Probably the most important information you should know is that web knowledge is very portable. Just learn web basics and you’re golden to work in your language preference. If you already know Python and Java, why not use them?
However, there are other languages you can write in, and it seems like you’re keen, so here are the ones I’ve found to work best for me (easy to learn, can do a lot with them):
Server-side
- NodeJS (easier, loosely typed, strong community)

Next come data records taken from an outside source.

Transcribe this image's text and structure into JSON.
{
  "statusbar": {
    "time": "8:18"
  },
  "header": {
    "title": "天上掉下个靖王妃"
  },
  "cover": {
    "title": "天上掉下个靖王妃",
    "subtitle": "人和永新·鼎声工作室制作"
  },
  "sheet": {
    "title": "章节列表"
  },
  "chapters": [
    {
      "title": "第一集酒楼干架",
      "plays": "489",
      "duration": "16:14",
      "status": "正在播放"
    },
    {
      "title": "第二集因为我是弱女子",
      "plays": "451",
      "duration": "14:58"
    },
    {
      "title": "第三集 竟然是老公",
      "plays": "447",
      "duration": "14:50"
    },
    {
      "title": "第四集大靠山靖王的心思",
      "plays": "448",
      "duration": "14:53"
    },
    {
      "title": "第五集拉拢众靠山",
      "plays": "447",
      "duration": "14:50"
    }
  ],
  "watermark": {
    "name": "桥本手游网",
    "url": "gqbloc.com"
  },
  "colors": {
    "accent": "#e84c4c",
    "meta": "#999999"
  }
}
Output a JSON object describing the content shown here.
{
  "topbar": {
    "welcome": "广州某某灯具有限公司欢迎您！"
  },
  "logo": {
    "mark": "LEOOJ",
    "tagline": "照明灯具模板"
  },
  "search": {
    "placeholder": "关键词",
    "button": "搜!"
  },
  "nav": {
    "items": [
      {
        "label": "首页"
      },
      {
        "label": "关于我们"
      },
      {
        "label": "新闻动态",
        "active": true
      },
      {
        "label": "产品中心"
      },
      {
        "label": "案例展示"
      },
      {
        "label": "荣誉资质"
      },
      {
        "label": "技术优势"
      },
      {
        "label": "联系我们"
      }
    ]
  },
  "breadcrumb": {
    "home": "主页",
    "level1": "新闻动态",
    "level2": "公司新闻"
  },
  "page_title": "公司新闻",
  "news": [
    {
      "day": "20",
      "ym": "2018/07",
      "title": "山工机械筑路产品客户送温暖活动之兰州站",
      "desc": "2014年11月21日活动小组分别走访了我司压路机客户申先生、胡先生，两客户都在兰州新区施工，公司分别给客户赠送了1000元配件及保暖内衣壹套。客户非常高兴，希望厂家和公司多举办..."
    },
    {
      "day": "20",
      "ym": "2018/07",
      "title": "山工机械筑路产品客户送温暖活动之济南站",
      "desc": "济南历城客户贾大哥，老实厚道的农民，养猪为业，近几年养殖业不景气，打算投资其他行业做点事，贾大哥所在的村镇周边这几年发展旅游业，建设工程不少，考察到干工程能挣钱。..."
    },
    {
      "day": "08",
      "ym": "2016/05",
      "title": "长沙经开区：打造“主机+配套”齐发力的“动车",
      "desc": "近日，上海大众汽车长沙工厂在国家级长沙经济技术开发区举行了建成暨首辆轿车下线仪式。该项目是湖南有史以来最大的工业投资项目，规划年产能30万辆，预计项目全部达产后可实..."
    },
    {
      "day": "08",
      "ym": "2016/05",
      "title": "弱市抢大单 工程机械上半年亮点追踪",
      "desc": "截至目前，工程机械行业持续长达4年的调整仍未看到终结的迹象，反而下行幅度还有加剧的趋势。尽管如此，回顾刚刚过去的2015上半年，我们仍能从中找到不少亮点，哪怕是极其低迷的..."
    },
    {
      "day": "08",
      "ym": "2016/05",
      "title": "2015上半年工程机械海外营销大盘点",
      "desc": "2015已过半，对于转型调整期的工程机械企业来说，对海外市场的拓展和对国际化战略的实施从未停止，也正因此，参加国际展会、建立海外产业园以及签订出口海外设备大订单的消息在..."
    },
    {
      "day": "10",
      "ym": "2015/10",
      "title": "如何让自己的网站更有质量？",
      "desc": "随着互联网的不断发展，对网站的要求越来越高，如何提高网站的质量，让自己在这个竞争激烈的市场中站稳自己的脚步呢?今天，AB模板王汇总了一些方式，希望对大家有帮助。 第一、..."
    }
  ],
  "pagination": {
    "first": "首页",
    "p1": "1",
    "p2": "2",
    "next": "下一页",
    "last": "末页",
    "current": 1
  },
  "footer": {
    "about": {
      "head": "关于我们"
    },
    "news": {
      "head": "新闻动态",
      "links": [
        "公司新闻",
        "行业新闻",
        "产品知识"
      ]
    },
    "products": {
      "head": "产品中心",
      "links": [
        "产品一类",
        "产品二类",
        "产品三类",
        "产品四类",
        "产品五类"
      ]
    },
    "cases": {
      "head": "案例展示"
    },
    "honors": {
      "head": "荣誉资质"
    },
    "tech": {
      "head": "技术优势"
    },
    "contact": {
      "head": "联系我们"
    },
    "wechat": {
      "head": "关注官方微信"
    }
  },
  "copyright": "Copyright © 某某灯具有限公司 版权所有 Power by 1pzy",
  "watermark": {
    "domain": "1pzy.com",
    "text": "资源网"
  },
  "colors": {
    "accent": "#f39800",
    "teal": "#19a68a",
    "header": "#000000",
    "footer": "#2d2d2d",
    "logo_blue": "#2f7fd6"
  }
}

- PHP (intermediate, but meh.. a little outdated, prefer the others)
- Go (intermediate, strongly typed, strong community)
Client-side
Just learn the basics of HTML/CSS/JavaScript, and use JavaScript to send HTTP requests to which your server will respond.
Research
- HTML
- CSS
- JavaScript
- HTTP/HTTPS (GET, POST, PUT, PATCH, UPDATE, DELETE)
- AJAX
- Choose a server-side language, if it's a new one then practice it by writing some data structures or making something you've already made in Python/Java.
- REST services (maybe GraphQL if you want to be bleeding edge, but definitely not necessary)
- Optional (overkill), look into architectural patterns such as MVC. Very valuable for web app development
- Optional (overkill), look into front-end frameworks such as React, Vue, Django, etc...
If you learn the basics of HTTP protocols, it’ll take you very far with what you want to accomplish with smart-home devices. For example:
- Create an
index.html
page with button named trigger - Make it look pretty with CSS
- Use JavaScript to capture the button click. The click will initiate a
HTTP GET
request to your Go/NodeJS/Java/Python server, specifically to the urllocalhost:8080/capture
- You will (probably) have a REST server. Your server, running on port 8080, will have routing setup to see capture a
GET
request made to the/capture
endpoint (this is a web hook -- you're telling your server to do X when it sees a request has been made from some specific URL route) - You can now do ANYTHING on your server, such as grab data from a database, and spit it back to your client-side JavaScript app in (probably)
JSON
format since it's easy to parse.
Once you get that to work, look into Amazon Alexa or Google Home and how they handle HTTP requests. They use the same approach and you’ll find it very similar. However you seem like a go-getter willing to do machine-learning, so maybe you’ll build your own web-hook system to control request/response actions in your smart home, there are GitHub repositories out there for anything now!
Again, I’m only a full stack developer and you said you want to learn more about web servers. I believe most if not all developers should have web fundamentals down solid, and learning this stuff puts you in the nitty-gritty side of things, which I have a feeling is what you want. I’m not sure why people think this is a time-waster, development experience is development experience and that’s that; the developer just needs to be shown the optimal path.
By the way, a year is PLENTY to learn all of this since you already have programming experience. When you do learn it, then as you stated yourself you’ll have learned all the things you want to learn and will have the experience create whatever you want with MM2 and MANY other platforms (or make your own).